L'inflation en Allemagne

Le terme « inflation » revêt une signification très particulière en Allemagne et suscite immédiatement les pires craintes et cauchemars. En effet, au cours du siècle dernier, l’inflation a, à deux reprises, complètement dévalué l’ensemble des avoirs financiers des citoyens. Qui n’a pas entendu ces récits de ses grands-parents, racontant comment, au début des années 1920, les gens récupéraient leur salaire journalier dans des valises et des brouettes pour se précipiter aussitôt dans la longue file d’attente devant la boulangerie et acheter du pain, avant que son prix ne soit multiplié par plusieurs le lendemain ? Mais comment en est-on réellement arrivé là à l’époque ?

Avec le déclenchement de la guerre en 1914, la possibilité d’échanger les billets de banque contre de l’or fut supprimée, et les billets du Reich ne furent plus garantis que par des titres de dette publique. Les coûts de la guerre, en hausse constante, ne furent pas financés par des augmentations d’impôts ; au lieu de cela, l’État s’endetta auprès de ses propres citoyens et de la Reichsbank, qui, en réponse, imprima et mit en circulation de plus en plus de monnaie. À la fin de la guerre, en 2018, l’État était confronté à d’énormes problèmes financiers. Outre les dettes de guerre contractées par l’État en Allemagne même et auprès de ses garants, il fallait faire face à des dépenses sociales élevées et aux énormes réparations exigées par les puissances victorieuses. Afin de pouvoir faire face à tout cela, le gouvernement contracta de plus en plus d’emprunts auprès de la Reichsbank sans augmentation correspondante de l’offre de biens. La spirale des salaires et des prix s’enclencha.

En 1923, l’inflation galopante a fini par se transformer en hyperinflation, et la monnaie a perdu sa fonction de moyen de paiement et de réserve de valeur. Par la suite, en novembre 1923, le Reichsmark a été remplacé par le Rentenmark comme monnaie officielle en Allemagne. Toutes les dettes et tous les actifs financiers furent anéantis d'un seul coup.

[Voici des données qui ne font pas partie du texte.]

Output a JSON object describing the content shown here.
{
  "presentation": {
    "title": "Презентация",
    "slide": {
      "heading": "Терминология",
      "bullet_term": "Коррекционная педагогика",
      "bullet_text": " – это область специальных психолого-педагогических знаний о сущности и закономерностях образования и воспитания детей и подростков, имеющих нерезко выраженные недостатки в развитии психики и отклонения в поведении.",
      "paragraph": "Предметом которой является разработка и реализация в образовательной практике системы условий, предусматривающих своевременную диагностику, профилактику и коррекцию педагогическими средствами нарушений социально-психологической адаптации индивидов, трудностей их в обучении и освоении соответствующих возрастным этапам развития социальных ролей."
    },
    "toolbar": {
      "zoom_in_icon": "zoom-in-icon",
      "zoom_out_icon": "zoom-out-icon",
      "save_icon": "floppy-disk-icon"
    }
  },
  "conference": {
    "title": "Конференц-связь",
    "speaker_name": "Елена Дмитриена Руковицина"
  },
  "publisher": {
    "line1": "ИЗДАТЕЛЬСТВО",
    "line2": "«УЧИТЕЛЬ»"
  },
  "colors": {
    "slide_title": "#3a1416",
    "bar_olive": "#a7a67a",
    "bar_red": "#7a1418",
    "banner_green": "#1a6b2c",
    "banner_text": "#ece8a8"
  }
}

Avec la mise en place du marché obligataire, la dette de guerre de l'Allemagne, qui s'élevait à 154 milliards de marks, ne valait plus que 15,4 centimes ! Ainsi, du jour au lendemain, l'État n'avait plus de dette, mais les citoyens n'avaient plus d'argent non plus.

L'Allemagne et l'inflation cachée

Pendant la Seconde Guerre mondiale également, les coûts de la guerre ont été financés par des emprunts de l’État auprès de la banque centrale. Cependant, cette fois-ci, les autorités ont tenté d’empêcher une forte expansion de la masse monétaire. Grâce au rationnement des biens, au gel des prix et des salaires, ainsi qu’à un système de tickets de rationnement, l’inflation était à peine perceptible. Il y avait donc une inflation cachée en Allemagne. Après la fin de la Seconde Guerre mondiale, une nouvelle réforme monétaire a eu lieu en 1948, et le Reichsmark a été échangé contre le mark allemand à un taux de 10 pour 1. Une fois encore, 90 % de la dette avait disparu, mais 90 % des actifs financiers avaient également disparu. Ces deux épisodes d’inflation ont donc, à eux seuls, laissé les Allemands traumatisés.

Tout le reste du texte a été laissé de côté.